Functional fatigue in functionally graded shape memory alloys.

F. M. Braz Fernandesa, E. Camachoa

aCENIMAT / I3N - Departamento Ciência dos Materiais, Universidade Nova de Lisboa / FCT, 2829-516 Caparica, Portugal

These functional characteristics of shape memory alloys are a consequence of phase transformations that take place within well-defined temperature ranges or stress ranges, depending on being thermal or stress-induced. These temperature/stress ranges are a function of chemical composition and heat treatment of the material. For applications requiring a wider controllable range, a wider temperature/stress range than that associated to a specific composition/heat treatment may be required. In such a situation, the possible solution will be to use a functionally graded material. Functional gradient may be introduced by: (i) a geometrical gradient (variable cross-section along a specific direction [1]), (ii) a chemical composition gradient (either along the longitudinal direction [2], or along the thickness [3]), (iii) a graded heat treatment [4], or (iv) may indirectly arise from a processing technique, such as laser welding [5,6].

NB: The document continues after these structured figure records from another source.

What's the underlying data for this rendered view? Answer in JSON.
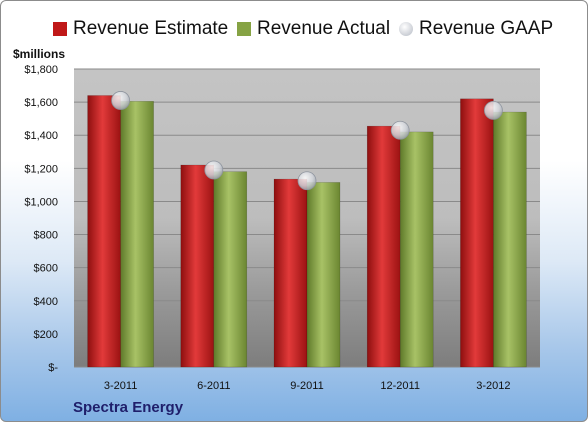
{
  "units_label": "$millions",
  "company": "Spectra Energy",
  "chart_data": {
    "type": "bar",
    "categories": [
      "3-2011",
      "6-2011",
      "9-2011",
      "12-2011",
      "3-2012"
    ],
    "series": [
      {
        "name": "Revenue Estimate",
        "kind": "bar",
        "color": "#c01818",
        "values": [
          1640,
          1220,
          1135,
          1455,
          1620
        ]
      },
      {
        "name": "Revenue Actual",
        "kind": "bar",
        "color": "#86a344",
        "values": [
          1605,
          1180,
          1115,
          1420,
          1540
        ]
      },
      {
        "name": "Revenue GAAP",
        "kind": "marker",
        "color": "#c8ccd4",
        "values": [
          1610,
          1190,
          1125,
          1430,
          1550
        ]
      }
    ],
    "ylim": [
      0,
      1800
    ],
    "yticks": [
      0,
      200,
      400,
      600,
      800,
      1000,
      1200,
      1400,
      1600,
      1800
    ],
    "ytick_labels": [
      "$-",
      "$200",
      "$400",
      "$600",
      "$800",
      "$1,000",
      "$1,200",
      "$1,400",
      "$1,600",
      "$1,800"
    ],
    "grid": true,
    "legend_position": "top"
  }
}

Fatigue of shape memory alloys can be generally understood in two broad categories: (a) functional fatigue and (b) structural fatigue [5]. Functional fatigue refers to the drifting of superelastic responses over cycles, which results from persistent accumulation of slip and martensite. Structural fatigue, on the other hand, means nucleation of a crack (due to excessive localization of plasticity and residual martensite) and its gradual progression into a catastrophic fracture. In order for an SMA to retain its strain recoverability i.e. the phase reversibility, it is not sufficient for the parent lattice to be able to only transform. It is crucial to ensure the absence of factors that might hamper the two-way conversion e.g. considerable slip activities. An enhanced slipping propensity may adversely affect the reversibility of transformation.

The aim of the present study was to correlate the heat treatment conditions with the functional characteristics presented during cyclic tensile loading: (i) critical stress for direct (austenite-martensite) and reverse (martensite-austenite) transformation and (ii) irrecoverable strain.